The Dragon King was overjoyed that Hidesato was able to put down the monster mukade. In appreciation, the Dragon King held a grand banquet for Hidesato with delicious delicacies from Lake Biwa such as funazushi (fermented nigorobuna carp), Biwa salmon (Biwa masu), and Seta shijimi clam soup.
He also showered Hidesato with many magical gifts including a straw bale of rice that never ran out of Omi rice, a roll of silk cloth that never ran out of silk, a hot pot that never ran out of simmering food, a sword, and a temple bell that was made while the Buddha was alive. The straw bale of inexhaustible rice gave Hidesato his nickname of “Tawara Tota” (俵藤太) meaning Bale of Rice.

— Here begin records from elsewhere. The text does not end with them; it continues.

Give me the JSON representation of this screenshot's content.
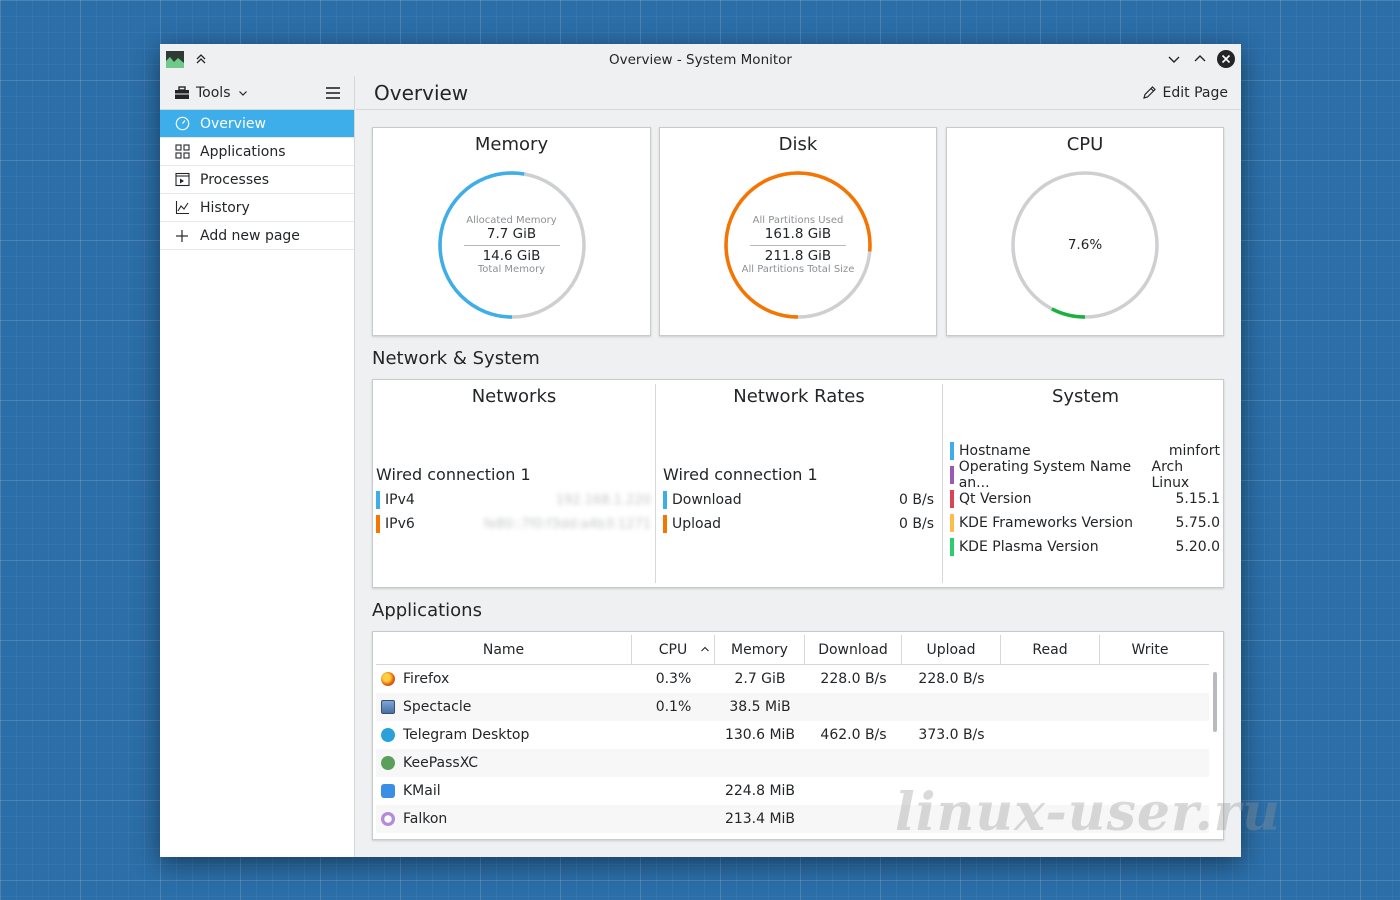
{
  "window": {
    "title": "Overview - System Monitor"
  },
  "sidebar": {
    "tools_label": "Tools",
    "items": [
      {
        "label": "Overview",
        "icon": "speedometer-icon",
        "active": true
      },
      {
        "label": "Applications",
        "icon": "grid-icon"
      },
      {
        "label": "Processes",
        "icon": "terminal-window-icon"
      },
      {
        "label": "History",
        "icon": "line-chart-icon"
      },
      {
        "label": "Add new page",
        "icon": "plus-icon"
      }
    ]
  },
  "header": {
    "title": "Overview",
    "edit_label": "Edit Page"
  },
  "gauges": {
    "memory": {
      "title": "Memory",
      "top_label": "Allocated Memory",
      "used": "7.7 GiB",
      "total": "14.6 GiB",
      "bottom_label": "Total Memory",
      "fraction": 0.527,
      "color": "#3daee9"
    },
    "disk": {
      "title": "Disk",
      "top_label": "All Partitions Used",
      "used": "161.8 GiB",
      "total": "211.8 GiB",
      "bottom_label": "All Partitions Total Size",
      "fraction": 0.764,
      "color": "#f67400"
    },
    "cpu": {
      "title": "CPU",
      "value": "7.6%",
      "fraction": 0.076,
      "color": "#1cb13c"
    }
  },
  "network_section": {
    "title": "Network & System",
    "networks": {
      "title": "Networks",
      "connection": "Wired connection 1",
      "rows": [
        {
          "label": "IPv4",
          "value": "192.168.1.220",
          "color": "#3daee9"
        },
        {
          "label": "IPv6",
          "value": "fe80::7f0:f3dd:a4b3:1271",
          "color": "#f67400"
        }
      ]
    },
    "rates": {
      "title": "Network Rates",
      "connection": "Wired connection 1",
      "rows": [
        {
          "label": "Download",
          "value": "0 B/s",
          "color": "#3daee9"
        },
        {
          "label": "Upload",
          "value": "0 B/s",
          "color": "#f67400"
        }
      ]
    },
    "system": {
      "title": "System",
      "rows": [
        {
          "label": "Hostname",
          "value": "minfort",
          "color": "#3daee9"
        },
        {
          "label": "Operating System Name an...",
          "value": "Arch Linux",
          "color": "#9b59b6"
        },
        {
          "label": "Qt Version",
          "value": "5.15.1",
          "color": "#da4453"
        },
        {
          "label": "KDE Frameworks Version",
          "value": "5.75.0",
          "color": "#fdbc4b"
        },
        {
          "label": "KDE Plasma Version",
          "value": "5.20.0",
          "color": "#2ecc71"
        }
      ]
    }
  },
  "applications": {
    "title": "Applications",
    "columns": [
      "Name",
      "CPU",
      "Memory",
      "Download",
      "Upload",
      "Read",
      "Write"
    ],
    "rows": [
      {
        "name": "Firefox",
        "icon": "firefox-icon",
        "icon_color": "#e66000",
        "cpu": "0.3%",
        "memory": "2.7 GiB",
        "download": "228.0 B/s",
        "upload": "228.0 B/s"
      },
      {
        "name": "Spectacle",
        "icon": "spectacle-icon",
        "icon_color": "#4a6fa5",
        "cpu": "0.1%",
        "memory": "38.5 MiB",
        "download": "",
        "upload": ""
      },
      {
        "name": "Telegram Desktop",
        "icon": "telegram-icon",
        "icon_color": "#2aa1da",
        "cpu": "",
        "memory": "130.6 MiB",
        "download": "462.0 B/s",
        "upload": "373.0 B/s"
      },
      {
        "name": "KeePassXC",
        "icon": "keepassxc-icon",
        "icon_color": "#5aa05a",
        "cpu": "",
        "memory": "",
        "download": "",
        "upload": ""
      },
      {
        "name": "KMail",
        "icon": "kmail-icon",
        "icon_color": "#3a8ee6",
        "cpu": "",
        "memory": "224.8 MiB",
        "download": "",
        "upload": ""
      },
      {
        "name": "Falkon",
        "icon": "falkon-icon",
        "icon_color": "#b58ad8",
        "cpu": "",
        "memory": "213.4 MiB",
        "download": "",
        "upload": ""
      }
    ]
  },
  "watermark": "linux-user.ru"
}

The Dragon King’s servants carried all these gifts to Hidesato’s home. Since he had no use for the bell, Hidesato donated the bell to Miidera Temple in Otsu which became the temple’s first bell. With the other gifts, Hidesato led a happy and prosperous life and married the Dragon King’s daughter.
- Although there is no real monster centipede eating Lake Biwa’s fish, there are other little monsters (invasive species) eating or killing the fish and pollution making the lake dirty.

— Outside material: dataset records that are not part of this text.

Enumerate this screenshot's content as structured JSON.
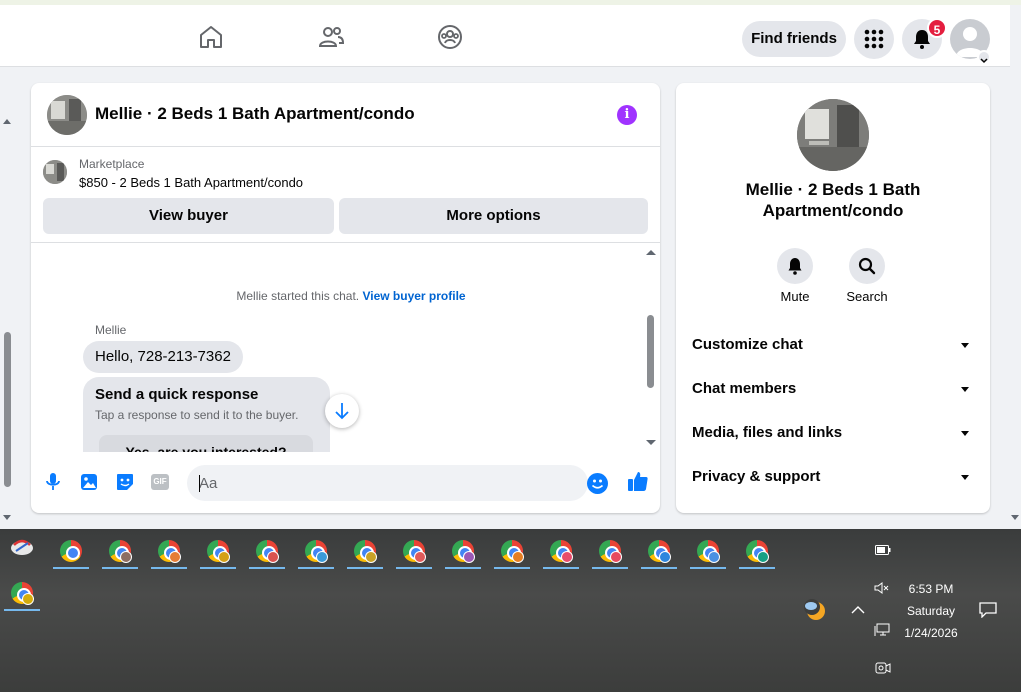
{
  "header": {
    "find_friends": "Find friends",
    "notifications_count": "5",
    "nav_icons": [
      "home-icon",
      "friends-icon",
      "groups-icon"
    ]
  },
  "chat": {
    "title": "Mellie · 2 Beds 1 Bath Apartment/condo",
    "marketplace_label": "Marketplace",
    "listing": "$850 - 2 Beds 1 Bath Apartment/condo",
    "view_buyer": "View buyer",
    "more_options": "More options",
    "system_note": "Mellie started this chat.",
    "system_link": "View buyer profile",
    "sender": "Mellie",
    "message": "Hello, 728-213-7362",
    "quick_title": "Send a quick response",
    "quick_sub": "Tap a response to send it to the buyer.",
    "quick_reply": "Yes, are you interested?",
    "input_placeholder": "Aa",
    "gif_label": "GIF"
  },
  "info_panel": {
    "title": "Mellie · 2 Beds 1 Bath Apartment/condo",
    "actions": [
      "Mute",
      "Search"
    ],
    "sections": [
      "Customize chat",
      "Chat members",
      "Media, files and links",
      "Privacy & support"
    ]
  },
  "taskbar": {
    "time": "6:53 PM",
    "day": "Saturday",
    "date": "1/24/2026"
  },
  "colors": {
    "accent": "#0a7cff",
    "info_icon": "#a033ff",
    "badge": "#e41e3f",
    "link": "#0064d1"
  }
}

- The bronze bell given to Miidera Temple was later famously stolen about 200 years later by the warrior monk Benkei (12th c.) who dragged it up to rival temple Enryakuji on Mt. Hiei. The bell was returned and is now quietly retired and publicly displayed at Miidera Temple in Otsu (photo below).
- The sword the Dragon King gave Hidesato is kept at Ise Jingu Grand Shrines in Mie Prefecture and nicknamed “Mukade-cutting sword” (蜈蚣切).
- The whereabouts of Hidesato’s other gifts are unknown, but whoever possesses them is enjoying great riches.
- As with most Japanese legends/folktales, there are different versions of this story, but the above covers the basic gist.
- Perhaps the most well-known, but archaic, English translation of this folktale is My Lord Bag of Rice by Yei Theodora Ozaki in 1908. The “bag of rice” refers to the straw bale of inexhaustible rice.